Before giving the details, I want to discuss the notion of classification. Given some data points (medical history about each person in some group for example) we may want to label each point based on some attribute (likely to get a certain disease for example). Often we will have some data points with this extra attribute already known, and we will want some way of telling, given a new point of data, which label to give it based on what we know about previous points. There may be many labels (classes), but there must be at least two. One way to visualize this situation is a table, where each row is a sample and the last column is a class or label or group that in some sense describes the sample. Now we add a row with data in all columns but the last, and we want to fill it in. We will want to make use of the previous rows to do this, based on which ones are similar to the new data.

We may know the number of classes beforehand, like if we are classifying football games into win vs lose. In other situations we will not know how many classes to use, such as if we are clustering groups of data. In that case each cluster (collection of similar data points) will be given a class, and we end up with new knowledge of what groupings exist in a data set. For problems where we know the number of classes, notice that the number two is a bit of a magic number- we can break a problem of classifying into n classes into n problems classifying into two classes (for each class, is the data point in the class or not).
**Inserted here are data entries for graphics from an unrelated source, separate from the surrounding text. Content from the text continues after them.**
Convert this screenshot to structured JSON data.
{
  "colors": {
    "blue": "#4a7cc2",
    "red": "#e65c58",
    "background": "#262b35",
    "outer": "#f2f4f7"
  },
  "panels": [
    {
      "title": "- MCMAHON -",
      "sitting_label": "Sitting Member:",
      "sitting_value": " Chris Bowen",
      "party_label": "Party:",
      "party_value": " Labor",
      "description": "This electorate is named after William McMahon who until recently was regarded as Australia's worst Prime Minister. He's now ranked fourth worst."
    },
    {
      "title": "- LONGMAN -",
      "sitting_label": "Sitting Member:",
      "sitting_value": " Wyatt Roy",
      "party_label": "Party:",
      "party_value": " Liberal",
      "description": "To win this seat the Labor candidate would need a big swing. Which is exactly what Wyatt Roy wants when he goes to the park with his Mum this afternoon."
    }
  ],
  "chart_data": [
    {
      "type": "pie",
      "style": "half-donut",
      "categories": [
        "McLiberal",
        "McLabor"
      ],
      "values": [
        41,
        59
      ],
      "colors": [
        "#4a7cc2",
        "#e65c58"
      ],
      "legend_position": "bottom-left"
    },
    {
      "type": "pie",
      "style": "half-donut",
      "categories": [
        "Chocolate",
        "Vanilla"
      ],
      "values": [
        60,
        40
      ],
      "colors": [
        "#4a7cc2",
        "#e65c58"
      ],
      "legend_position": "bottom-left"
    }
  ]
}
The perceptron can only classify into two classes. The perceptron itself consists of a vector of n+1 real numbers, where n is the number of inputs for the particular problem (different devices measurements for example, like temperature, pressure and humidity). The extra number is called the bias, and can just be set to 1. These n+1 numbers are called the weights, and can be set initially to 0.

The data is a set of points, with the inputs and the expected outputs. Continuing the example, say we have a set of measurements with the expected output as whether or not it will rain. These are known values, and will be used to train the perceptron to be able to predict whether or not it will rain based on a given days measurements in our example. One seeing this data, the neuron will output either a positive or negative number, which indicates which of the two classes the data belongs.

Training our little perceptron, with all its 0 weights, proceeds by going through the data and taking the dot product of the weights and the input data. This given us the actual output for this piece of data, which we can compare to the expect output that we gathered as part of our data. We than update the weights based on the difference between the expected and the actual output. In particular, for each weight, the next value, at time t+1) is w(t+1) = w(t) - a(d-y)x where w is the weight, a is a constant between 0 and 1 (called the learning rate), d is the expected output, y is the actual output, and x is the input.

We can do this learning step for each data point, going through the whole data set until the error on each point is below a value set by the user. In simple problems the error will go to 0- in the case where the classes can be separated by a hyperplane in the problem domain. This is all much easier to see graphically then in text.

Thats all I want to say for now. I hope this wasn't too rambling and unhelpful.